Капитан бросил взгляд в угол комнаты, где стоял ящик, из-за которого, в сущности, все и случилось. Володя тоже глянул туда — две верхние планки были оторваны от ящика и лежали сверху, поблескивая остриями гвоздей.
— Идем дальше, — буднично продолжал капитан. — Ящик с метизами, обнаруженный в номере гостиницы, где проживал арестованный Сидельников. При вскрытии в ящике оказалось: целей режущих для бензомоторной пилы «Дружба» — десять штук; гвоздей — около тридцати килограммов…
— Каких гвоздей? — вырвалось у Володи.
Козюбин непонимающе таращил глаза, переводя взгляд то на Сидельникова, то на капитана.
— Это вам, гражданин Сидельников, лучше знать, каких… По-моему, есть «сотка», есть «восьмидесятка», даже «двухсотка» попадается. Мы их не сортировали, не взвешивали, определили на глазок…
— Понятно, — процедил Володя, скрипнув зубами.
— Что понятно? — насторожился капитан. — Вы с чем-то не согласны? Претензии выкладывайте сразу.

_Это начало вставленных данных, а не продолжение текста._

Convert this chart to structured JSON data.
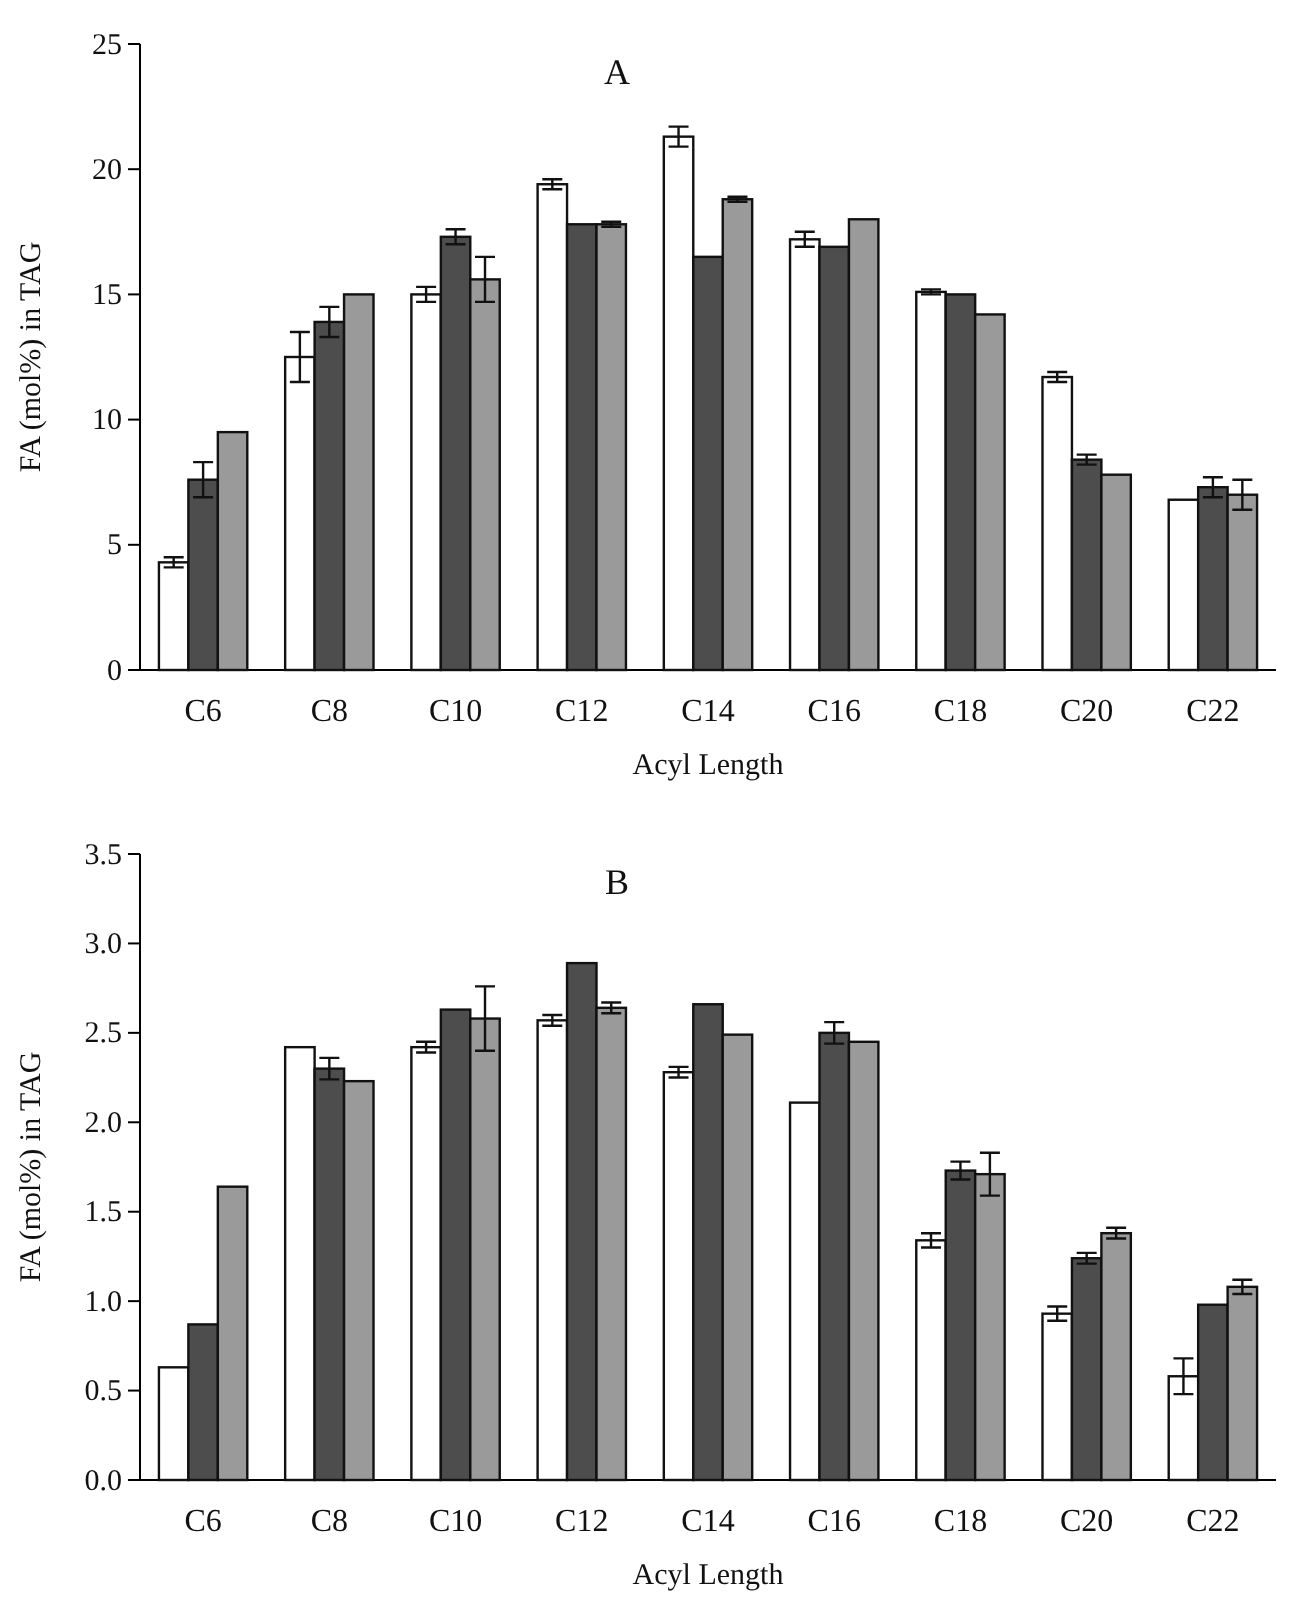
{
  "chart_data": [
    {
      "type": "bar",
      "title": "A",
      "xlabel": "Acyl Length",
      "ylabel": "FA (mol%) in TAG",
      "categories": [
        "C6",
        "C8",
        "C10",
        "C12",
        "C14",
        "C16",
        "C18",
        "C20",
        "C22"
      ],
      "ylim": [
        0,
        25
      ],
      "yticks": [
        0,
        5,
        10,
        15,
        20,
        25
      ],
      "series": [
        {
          "color": "#ffffff",
          "values": [
            4.3,
            12.5,
            15.0,
            19.4,
            21.3,
            17.2,
            15.1,
            11.7,
            6.8
          ],
          "errors": [
            0.2,
            1.0,
            0.3,
            0.2,
            0.4,
            0.3,
            0.1,
            0.2,
            null
          ]
        },
        {
          "color": "#4d4d4d",
          "values": [
            7.6,
            13.9,
            17.3,
            17.8,
            16.5,
            16.9,
            15.0,
            8.4,
            7.3
          ],
          "errors": [
            0.7,
            0.6,
            0.3,
            null,
            null,
            null,
            null,
            0.2,
            0.4
          ]
        },
        {
          "color": "#9a9a9a",
          "values": [
            9.5,
            15.0,
            15.6,
            17.8,
            18.8,
            18.0,
            14.2,
            7.8,
            7.0
          ],
          "errors": [
            null,
            null,
            0.9,
            0.1,
            0.1,
            null,
            null,
            null,
            0.6
          ]
        }
      ]
    },
    {
      "type": "bar",
      "title": "B",
      "xlabel": "Acyl Length",
      "ylabel": "FA (mol%) in TAG",
      "categories": [
        "C6",
        "C8",
        "C10",
        "C12",
        "C14",
        "C16",
        "C18",
        "C20",
        "C22"
      ],
      "ylim": [
        0,
        3.5
      ],
      "yticks": [
        {
          "value": 0,
          "label": "0.0"
        },
        {
          "value": 0.5,
          "label": "0.5"
        },
        {
          "value": 1,
          "label": "1.0"
        },
        {
          "value": 1.5,
          "label": "1.5"
        },
        {
          "value": 2,
          "label": "2.0"
        },
        {
          "value": 2.5,
          "label": "2.5"
        },
        {
          "value": 3,
          "label": "3.0"
        },
        {
          "value": 3.5,
          "label": "3.5"
        }
      ],
      "series": [
        {
          "color": "#ffffff",
          "values": [
            0.63,
            2.42,
            2.42,
            2.57,
            2.28,
            2.11,
            1.34,
            0.93,
            0.58
          ],
          "errors": [
            null,
            null,
            0.03,
            0.03,
            0.03,
            null,
            0.04,
            0.04,
            0.1
          ]
        },
        {
          "color": "#4d4d4d",
          "values": [
            0.87,
            2.3,
            2.63,
            2.89,
            2.66,
            2.5,
            1.73,
            1.24,
            0.98
          ],
          "errors": [
            null,
            0.06,
            null,
            null,
            null,
            0.06,
            0.05,
            0.03,
            null
          ]
        },
        {
          "color": "#9a9a9a",
          "values": [
            1.64,
            2.23,
            2.58,
            2.64,
            2.49,
            2.45,
            1.71,
            1.38,
            1.08
          ],
          "errors": [
            null,
            null,
            0.18,
            0.03,
            null,
            null,
            0.12,
            0.03,
            0.04
          ]
        }
      ]
    }
  ]
}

— Согласен. — Володя отвел взгляд. Впервые за много лет ему захотелось разреветься как маленькому.
— Ты говори, говори, если что не так, — посоветовал Козюбин, уловив неладное. Но, взглянув на Володю, осекся, не стал настаивать.
— Тогда все, — сказал капитан, вставая. — Забирайте свое имущество. Мы с вами в расчете. Здесь поставьте подпись. — Официальная часть была закончена, и потому, видимо, милиционер позволил себе дать Володе частный совет, дружеский. Он даже перешел на «ты». — Постарайся, товарищ Сидельников, встречаться с работниками нашего учреждения только на праздничных вечерах по случаю Дня милиции…
Володя промолчал. Он повернул вниз гвоздями оторванные от ящика планки и пристукнул их каблуками сильно поблекших югославских ботинок, взвалил ящик на плечо, пошел к выходу. Козюбин следом нес его чемодан.
— Давай в машину, — недовольно буркнул Степан Петрович. — Я ж за тобой на такси приехал, как за порядочным…
Таксист выскочил из машины, суетливо открыл багажник, помог уложить вещи. Чувствовалось, что Степан Петрович его не обидел или обещал не обидеть.
— Куда? — весь внимание, поинтересовался таксист, заглядывая Козюбину в глаза.
— Дуй в гостиницу…
— В «Лесоснаб» вези, — твердо сказал Володя Сидельников.
— Знаешь, где находится? На улице Победы.
— Ты что придумал? — Степан Петрович тревожно повернулся, заскрипел расшатанным сидением.
— Рассчитаться надо с людьми. Нехорошо уезжать без расчета. В другой раз не поймут…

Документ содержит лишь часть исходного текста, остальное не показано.